What CIC Disclosures Say About Its Strategy
Comment of the Day

February 10 2010

Commentary by Eoin Treacy

What CIC Disclosures Say About Its Strategy

This article by Rick Carew for the Wall Street Journal covers CIC's recent 13F filing with the SEC. Here is a section
Q: Does that mean that China is bearish on the U.S. market?

Hard to say. It's likely that CIC has much more invested in the U.S. and elsewhere on its behalf by outside managers. Some estimate CIC has put more than $25 billion into markets through outside managers. CIC hasn't released any indication of the size of those allocations in 2009, which will probably only be disclosed in its annual report later this year. It has also placed billions of dollars into fixed-income products, hedge funds and private equity funds. None of those are covered by its 13F filing with the SEC.

Senior CIC officials, including Chairman Lou Jiwei, have said in the past that they believe there are better investment opportunities in emerging markets, including China. Many foreign investors take a similar view, and U.S. investors pumped a record amount of money into overseas mutual funds last year. However, CIC retains large stakes in U.S. financial firms including Morgan Stanley and Blackstone Group, despite the decline in the value of those investments.
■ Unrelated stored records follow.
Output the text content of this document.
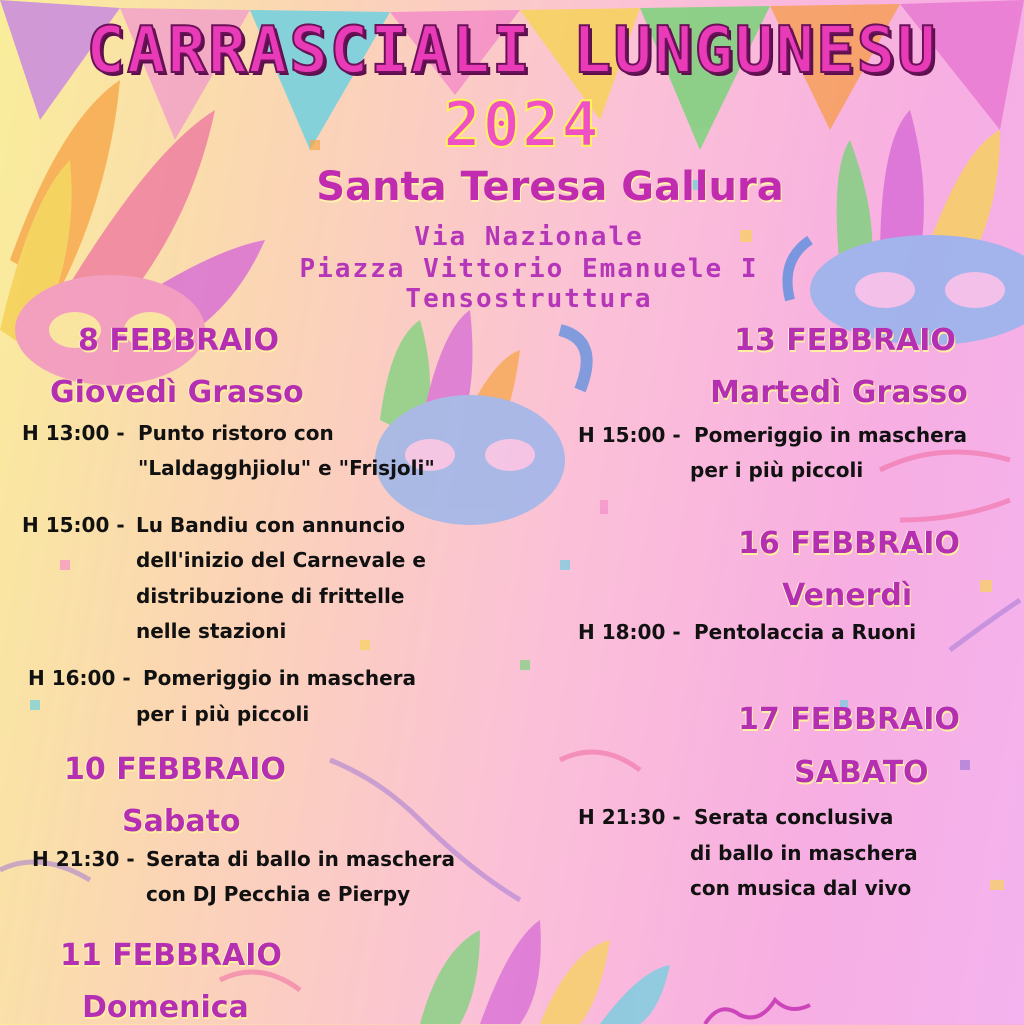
CARRASCIALI LUNGUNESU
2024
Santa Teresa Gallura
Via Nazionale
Piazza Vittorio Emanuele I
Tensostruttura
8 FEBBRAIO
Giovedì Grasso
H 13:00 - Punto ristoro con
"Laldagghjiolu" e "Frisjoli"
H 15:00 - Lu Bandiu con annuncio
dell'inizio del Carnevale e
distribuzione di frittelle
nelle stazioni
H 16:00 - Pomeriggio in maschera
per i più piccoli
10 FEBBRAIO
Sabato
H 21:30 - Serata di ballo in maschera
con DJ Pecchia e Pierpy
11 FEBBRAIO
Domenica
13 FEBBRAIO
Martedì Grasso
H 15:00 - Pomeriggio in maschera
per i più piccoli
16 FEBBRAIO
Venerdì
H 18:00 - Pentolaccia a Ruoni
17 FEBBRAIO
SABATO
H 21:30 - Serata conclusiva
di ballo in maschera
con musica dal vivo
Q: What does the filing tell us about CIC's strategy?

It appears that CIC is giving its in-house portfolio managers a chance to construct investing strategies with a tiny proportion of CIC's own money to deploy into relatively blue-chip companies that they believe either have strong growth prospects or are undervalued. Names on the list such as insurer AIG and Citigroup were hit hard in the financial crisis and would benefit from a rebound in the U.S. economy. Interestingly, CIC held a $5 million stake in Burlington Northern Santa Fe Corp., a company that at the end of 2009 was in the middle of a takeover offer from Warren Buffett's Berkshire Hathaway Inc. The strategy of holding stakes in companies in the middle of takeovers is called "merger arbitrage." It's a common hedge-fund strategy and depends on the ability of a fund to read the likelihood of a deal being completed better than the market.
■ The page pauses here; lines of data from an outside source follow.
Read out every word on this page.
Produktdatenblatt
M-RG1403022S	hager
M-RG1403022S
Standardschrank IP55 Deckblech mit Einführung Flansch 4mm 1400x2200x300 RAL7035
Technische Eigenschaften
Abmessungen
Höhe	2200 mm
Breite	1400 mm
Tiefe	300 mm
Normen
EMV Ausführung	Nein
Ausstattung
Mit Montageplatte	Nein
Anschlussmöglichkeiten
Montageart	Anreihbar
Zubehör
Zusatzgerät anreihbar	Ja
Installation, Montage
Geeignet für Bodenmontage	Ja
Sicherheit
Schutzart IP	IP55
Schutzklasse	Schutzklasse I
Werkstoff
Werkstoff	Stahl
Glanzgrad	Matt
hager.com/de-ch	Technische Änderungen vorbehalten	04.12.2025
Q: Is China's sovereign wealth fund becoming more transparent by making such a disclosure?

The SEC requires any institutional investors holding over $100 million in U.S.-listed securities to submit the same sort of 13F filing that CIC made. So it's fair that CIC wasn't doing this because of a desire for transparency, even if transparency is the end result.

In fact, CIC's president, Gao Xiqing, has said he doesn't believe it's smart for CIC to reveal its holdings and positions because it allows the market to move against them. This is a similar view that many hedge funds take, and they also have to file Form 13Fs to the SEC, which are usually disclosed. A few managers, such as Mr. Buffett, sometimes receive exemptions because they are pursuing trading strategies that take place over extended periods of time, which they argue could be adversely impacted by other market participants knowing certain holdings. But that's ultimately the SEC's call, not the manager's

Eoin Treacy's view In the context of a fund with $300 billion under management the deployment of less than $10 billion in US assets is comparatively small and could easily be matched by a number of US hedge funds. Even if CIC has used outside managers to invest more than this amount in the USA, the figure is still comparatively small relative to the size and fund and particularly the capital markets of the USA. However, where CIC is investing gives us a clue to its long-term strategy and it is interesting that according to the SEC filing, many of their holdings fall into line with Fullermoney's long-term themes.

This additional article by Tim Smith for Bloomberg, dated December 21st, carries details of some additional larger global investments. Here is a section:

The sovereign fund bought a 15 percent stake in Arlington, Virginia-based AES Corp. and its wind-generation business for $2.2 billion in November. It acquired an 11 percent stake in a unit of Kazakhstan's state-run energy company, JSC KazMunaiGas Exploration Production, in late September for about $939 million.

Wind, coal, gas, oil, precious metals, industrial metals (through Teck Resources) and financials such as Citigroup and Blackrock dominate the disclosed investments of CIC. We can probably assume that the fund also has a mandate to buy domestic Chinese shares or support nascent enterprises through private equity but it has no requirement to share this information. Sovereign wealth funds, generally, are relatively secretive about their dealings because they tend to hold positions for the long-term and often build positions over time. If their actions were publicly known such a strategy would be considerably more difficult to follow.

The concentration of investments in the commodity sector can be seen both as CIC betting on China's continued growth in per capita consumption of commodities and as an effort to ensure that China shares in the financial benefits of that growth. Investments by China in order to secure access to resources, particularly in Africa can be seen through the same lens as ensuring that the raw materials for development are available.

CIC's investments in gold ETFs are also noteworthy because China has demonstrated over the last decade that it is growing the percentage of gold in its reserves and it may view ETFs as a way of doing this without having to declare that it has increased its physical gold holding.